Maintenant la vidéo Anti_Fashion sur Youtube a été vue par presque 300 000 personnes et tous les jours encore il y a de gens qui regardent. Donc il y a un vrai besoin de cette analyse. Depuis c’est un sujet dont les gens parlent et cela a éveillé un peu les consciences. Cet événement ici à Marseille en est le fruit. On avait déjà commencé, un tout petit peu, l’année dernière. Grâce notamment à l’Université de Marseille qui a un département business de mode. Des élèves travaillent avec nous en workshop pour trouver d’autres systèmes pour fabriquer, penser, communiquer, toucher les consommateurs.

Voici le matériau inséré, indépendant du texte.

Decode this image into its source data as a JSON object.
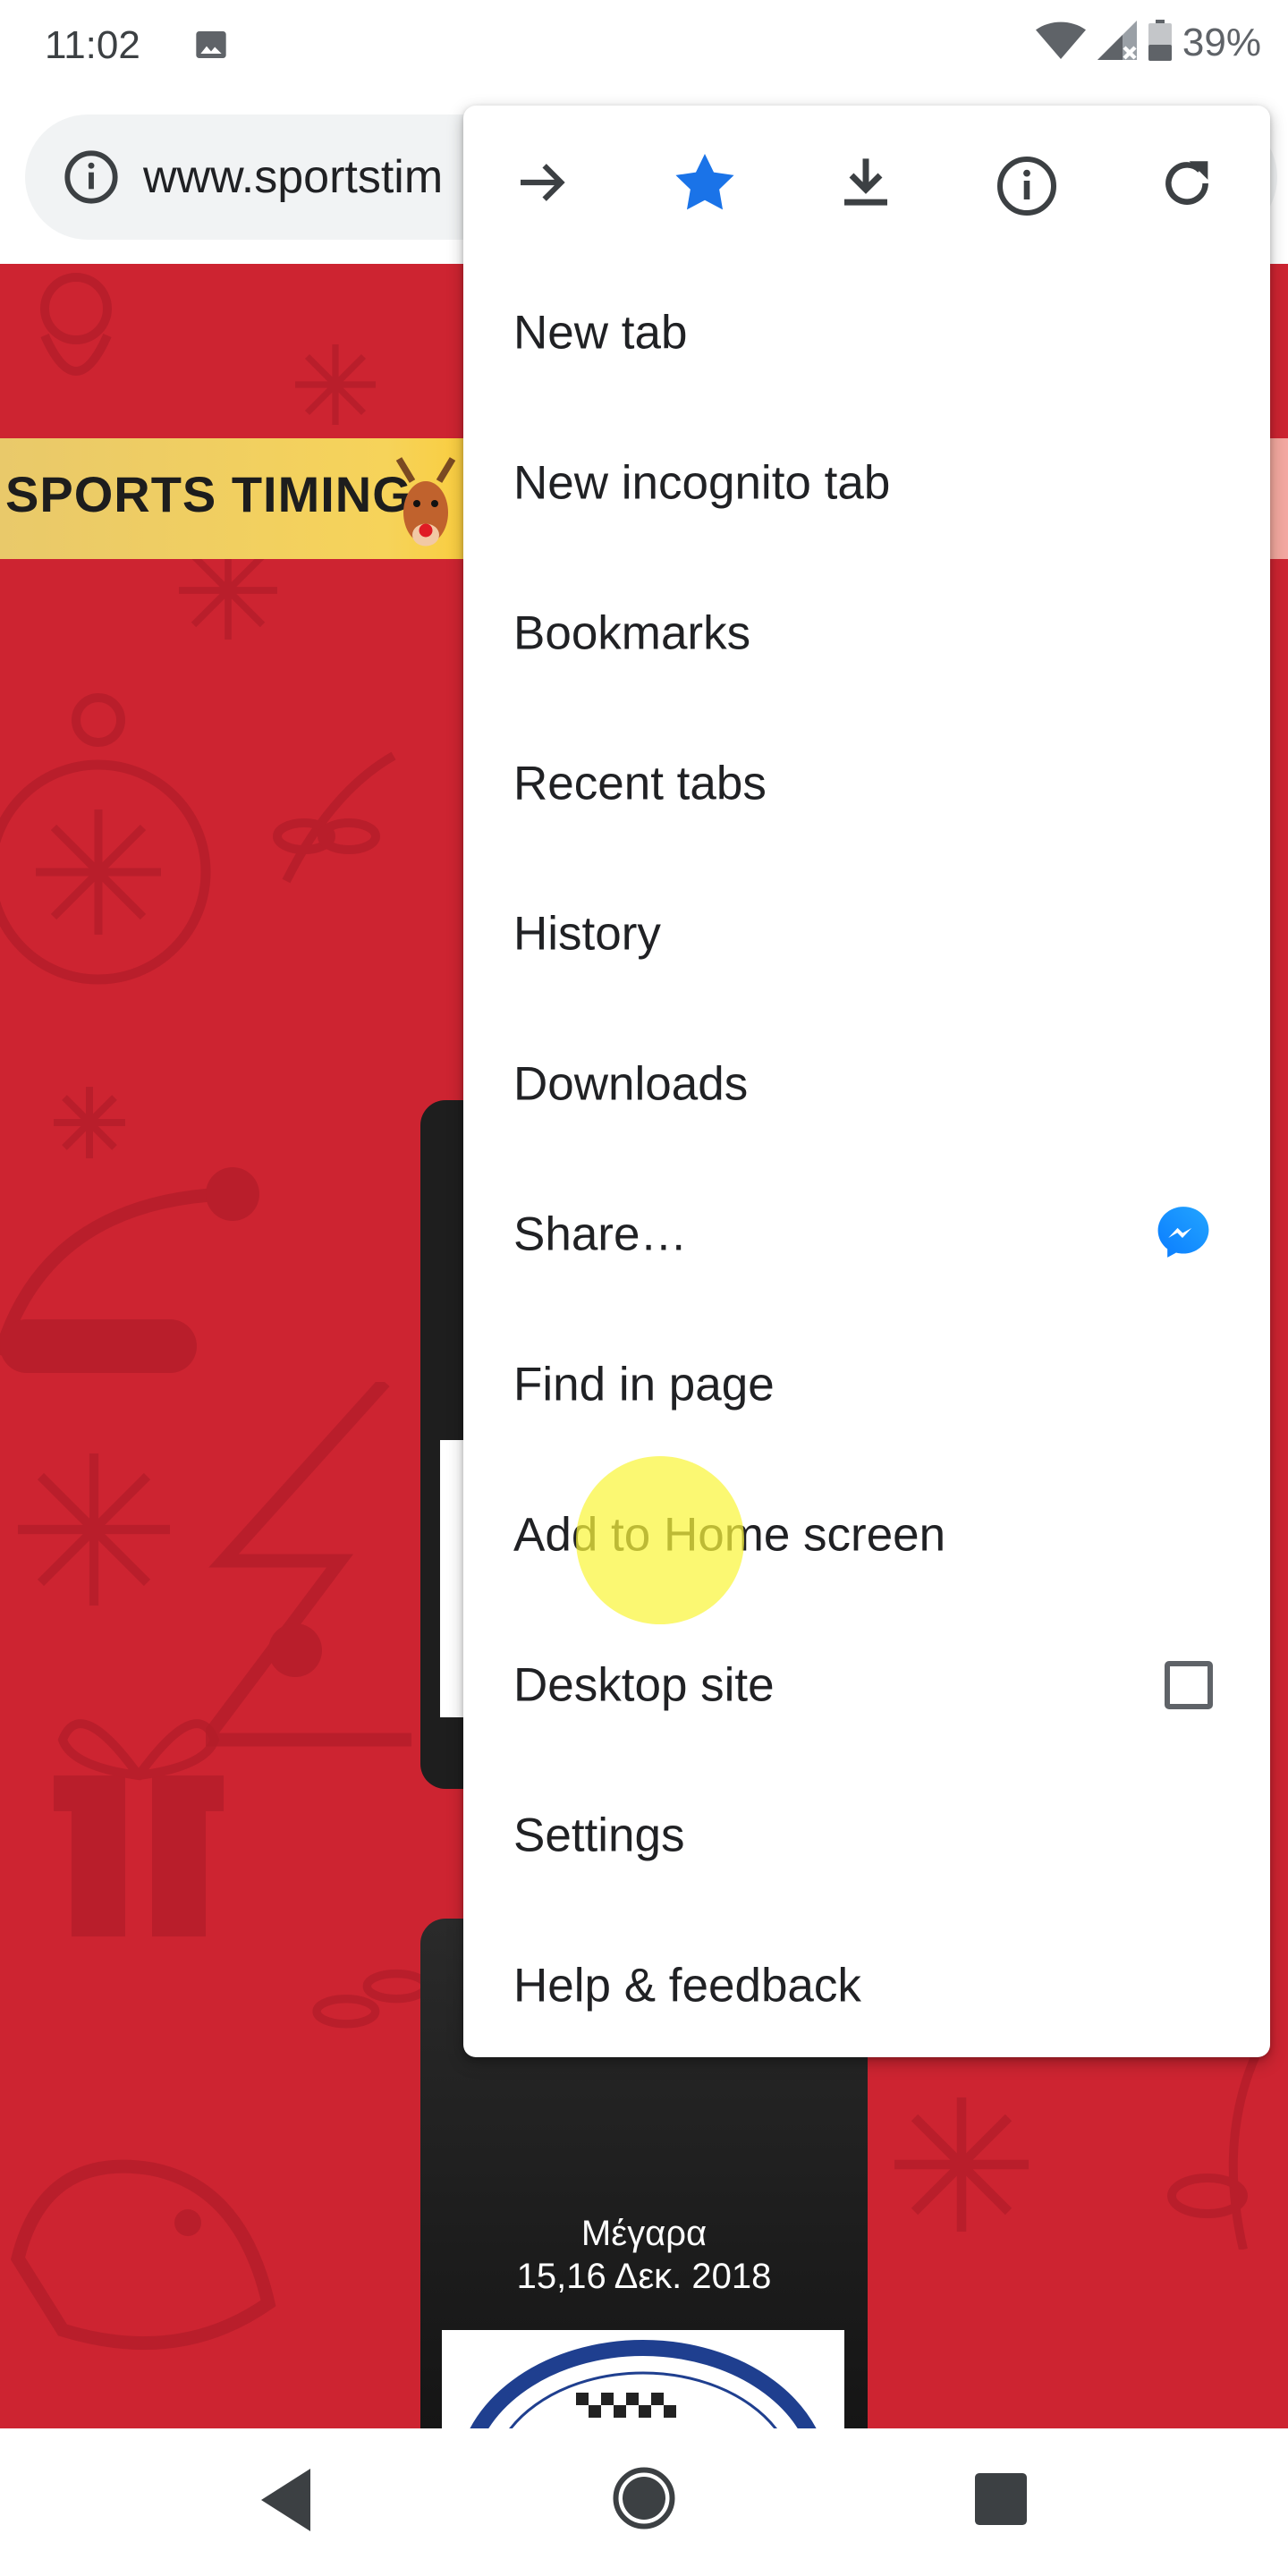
{
  "status_bar": {
    "time": "11:02",
    "battery": "39%"
  },
  "address_bar": {
    "url": "www.sportstim"
  },
  "page": {
    "banner_text": "SPORTS TIMING",
    "event_location": "Μέγαρα",
    "event_date": "15,16 Δεκ. 2018"
  },
  "menu": {
    "top_icons": [
      "forward-icon",
      "bookmark-star-icon",
      "download-icon",
      "info-icon",
      "reload-icon"
    ],
    "items": [
      {
        "label": "New tab"
      },
      {
        "label": "New incognito tab"
      },
      {
        "label": "Bookmarks"
      },
      {
        "label": "Recent tabs"
      },
      {
        "label": "History"
      },
      {
        "label": "Downloads"
      },
      {
        "label": "Share…",
        "trailing": "messenger-icon"
      },
      {
        "label": "Find in page"
      },
      {
        "label": "Add to Home screen"
      },
      {
        "label": "Desktop site",
        "trailing": "checkbox",
        "checked": false
      },
      {
        "label": "Settings"
      },
      {
        "label": "Help & feedback"
      }
    ]
  },
  "colors": {
    "accent": "#1a73e8",
    "page_bg": "#cd2431",
    "touch_indicator": "#faf53c"
  }
}
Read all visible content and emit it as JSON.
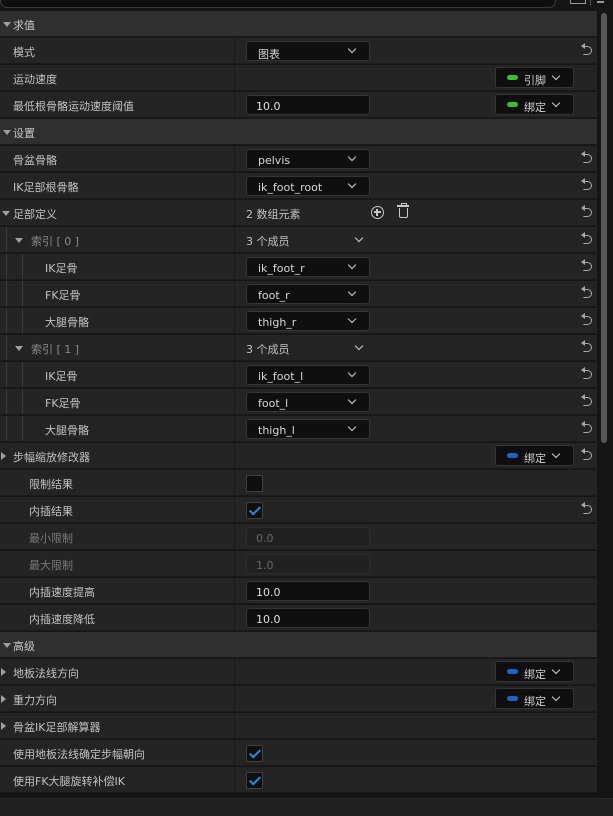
{
  "colors": {
    "link_green": "#35c22a",
    "bind_blue": "#1e64c8",
    "check_blue": "#2b8ae6"
  },
  "rows": [
    {
      "type": "section",
      "label": "求值"
    },
    {
      "type": "combo",
      "label": "模式",
      "value": "图表",
      "reset": true
    },
    {
      "type": "pill",
      "label": "运动速度",
      "pill": "引脚",
      "pill_color": "#35c22a",
      "reset": false
    },
    {
      "type": "num_pill",
      "label": "最低根骨骼运动速度阈值",
      "value": "10.0",
      "pill": "绑定",
      "pill_color": "#35c22a",
      "reset": false
    },
    {
      "type": "section",
      "label": "设置"
    },
    {
      "type": "combo",
      "label": "骨盆骨骼",
      "value": "pelvis",
      "reset": true
    },
    {
      "type": "combo",
      "label": "IK足部根骨骼",
      "value": "ik_foot_root",
      "reset": true
    },
    {
      "type": "array",
      "label": "足部定义",
      "count": "2 数组元素",
      "reset": true
    },
    {
      "type": "index",
      "label": "索引 [ 0 ]",
      "members": "3 个成员",
      "reset": true
    },
    {
      "type": "combo_sub",
      "label": "IK足骨",
      "value": "ik_foot_r",
      "reset": true
    },
    {
      "type": "combo_sub",
      "label": "FK足骨",
      "value": "foot_r",
      "reset": true
    },
    {
      "type": "combo_sub",
      "label": "大腿骨骼",
      "value": "thigh_r",
      "reset": true
    },
    {
      "type": "index",
      "label": "索引 [ 1 ]",
      "members": "3 个成员",
      "reset": true
    },
    {
      "type": "combo_sub",
      "label": "IK足骨",
      "value": "ik_foot_l",
      "reset": true
    },
    {
      "type": "combo_sub",
      "label": "FK足骨",
      "value": "foot_l",
      "reset": true
    },
    {
      "type": "combo_sub",
      "label": "大腿骨骼",
      "value": "thigh_l",
      "reset": true
    },
    {
      "type": "group_pill",
      "label": "步幅缩放修改器",
      "pill": "绑定",
      "pill_color": "#1e64c8",
      "reset": true
    },
    {
      "type": "check",
      "label": "限制结果",
      "checked": false,
      "reset": false
    },
    {
      "type": "check",
      "label": "内插结果",
      "checked": true,
      "reset": true
    },
    {
      "type": "num_dis",
      "label": "最小限制",
      "value": "0.0"
    },
    {
      "type": "num_dis",
      "label": "最大限制",
      "value": "1.0"
    },
    {
      "type": "num",
      "label": "内插速度提高",
      "value": "10.0"
    },
    {
      "type": "num",
      "label": "内插速度降低",
      "value": "10.0"
    },
    {
      "type": "section",
      "label": "高级"
    },
    {
      "type": "group_pill",
      "label": "地板法线方向",
      "pill": "绑定",
      "pill_color": "#1e64c8",
      "reset": false
    },
    {
      "type": "group_pill",
      "label": "重力方向",
      "pill": "绑定",
      "pill_color": "#1e64c8",
      "reset": false
    },
    {
      "type": "group",
      "label": "骨盆IK足部解算器"
    },
    {
      "type": "check",
      "label": "使用地板法线确定步幅朝向",
      "checked": true,
      "reset": false,
      "top": true
    },
    {
      "type": "check",
      "label": "使用FK大腿旋转补偿IK",
      "checked": true,
      "reset": false,
      "top": true
    }
  ]
}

Cela va ouvrir une toute autre façon de faire. On est en train de renaître de nos cendres. Une époque super excitante est en train de naître. On va non seulement créer des vêtements mais on va créer tout autour.
Vous êtes la papesse du design de la mode ou son gourou selon les avis. Le créateur de facebook a conseillé à la génération Y, dont il fait partie, de «donner du sens à ce que l’on fait parce que il n’y a plus de sens pour cette génération. Est-ce que votre mouvement va dans cette direction ?
C’est ça ! C’est cette nouvelle génération qui en a marre, qui veut faire que les choses durent. On le voit avec les nouveaux élèves, ceux qui sortent des écoles, ils sont tous dans d’autres systèmes. Ils font, par exemple, une collection de nomade : ils mettent dans un sac à dos tout ce dont on a besoin… Ils pensent aussi beaucoup aux autres à l’environnement et au commerce équitable. Ils cherchent d’autres façons de travailler ensemble, plus en coopération. Est-ce que l’on peut partager ensemble la direction d’une boite? Est-ce que l’on peut travailler en famille… ? Beaucoup d’élèves ici veulent travailler en famille, ils veulent employer les anciens dans leur univers. Ils disent que les anciens ont un grand savoir dont ils veulent profiter…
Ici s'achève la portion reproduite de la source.